Taking the Credit — M&A feeding frenzy ain’t too pretty
- Josie Shillito
The origination pipeline for €5m-€50m EBITDA companies in Europe is under attack. Upper-middle market private credit funds are ‘dipping down’ into smaller deals, with a cavalry of bank clubs competing at this size with renewed confidence, complained 9fin sources this week.
Competition from the broadly syndicated loan (BSL) market in deals of €80m EBITDA and above is forcing upper middle market private credit funds to hunt smaller fry in the middle and lower mid-market — with consequences for deal terms and pricing.
“This is pricing and terms on which we can’t compete and that we would say is not suitable for companies of this size,” said one source. They cited a recent pitch from an upper middle market private credit fund offering Euribor+575bps pricing on an €8m EBITDA business. “Sponsors are of course accepting this,” added the source.

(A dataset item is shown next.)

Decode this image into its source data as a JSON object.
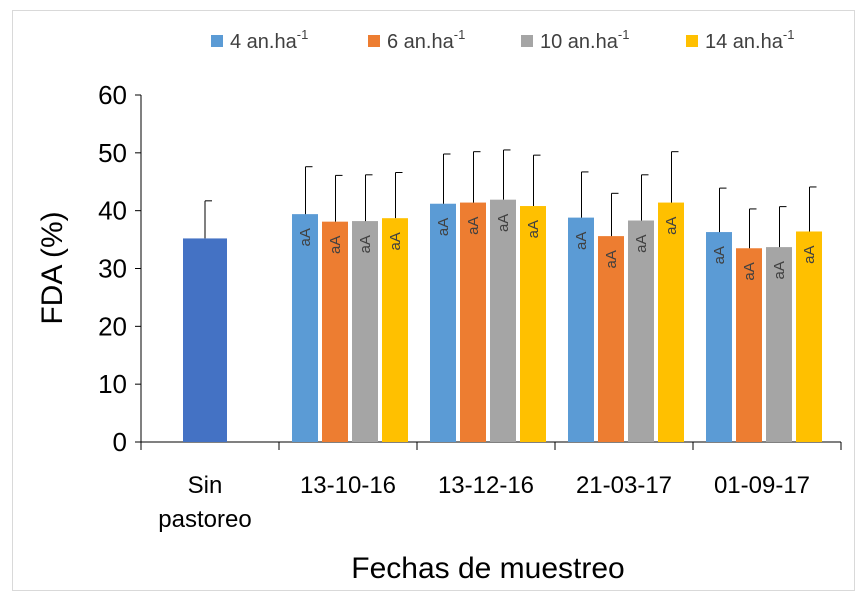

Terms such as covenant-loose or covenant-lite are making their way down into this pool, as well as leverage levels above what would normally be offered at this size. Average level on deals below €50m EBITDA in Q3 2023, was, according to 9fin research, 3.4x but pitches are now going way higher than this.
At least two upper middle market funds who recently (January 2024) closed deals in the lower middle market were cited as culprits.
The question is whether this is a temporary phenomenon while the larger funds wait for M&A to pick up, or more of a structural change.
Repricings in the BSL market, a recent example being French biometrics specialist Idemia’s approach to the marketon its $750m 2028 TLB, are turning the heads of sponsors currently wondering if they’ve got the best deal with private credit.
At least two large-cap unitranches were taken out this week with TLBs from the BSL market, according to a second9fin source — watch this space while we firm up those names — and several private credit funds are proactively repricing their debt to compete with any eventual BSL pitches. Again, more to come on private credit repricings from 9fin.
Meanwhile, the sheer volume of dry powder in private credit may just, finally, be pushing the pricing on the asset class down. Prior to the E+575bps pitch on the €8m EBITDA deal cited, the smallest deal to get away with a five handle pricing in the past 12 months was Finnish financial software business, Nomentia, which received an E+575bps unitranche based off €14m EBITDA. To illustrate the rarity, the biggest after that was French engineering software business, Sogelink, with €50m EBITDA.
Charge of the bank club
And if large funds encroaching on lower middle market territory was not enough, back bounce the bank clubs. Their aggression varies in intensity from country to country, with Belgium allegedly being the worst, but few territories lack a story of a bank club win on what would otherwise have been a private credit deal.
In Belgium, a hotly anticipated sale of group of digital consultancy brands is now very likely to have gone to the banks. “Belgian banks were offering highly competitive terms,” said the first 9fin source.
Meanwhile, a recent Ardian acquisition was financed by a club of 14 banks despite strong private credit pitches.
A large-cap problem too, with Nordic infrastructure business services group, Eleda, shortly coming to market with €800m of first lien loans to finance its buyout by Bain Capital, even though sponsors looking at the asset before Christmas were turning to private credit as first port of call.
European private credit pipeline
Large-cap (around €100m EBITDA) M&A and refinancings occupy a far bigger slice of the European private credit pipeline than they did before Christmas, with roughly 17 of the approximately 60 (it gets added to as we speak) situations turned over to these deals.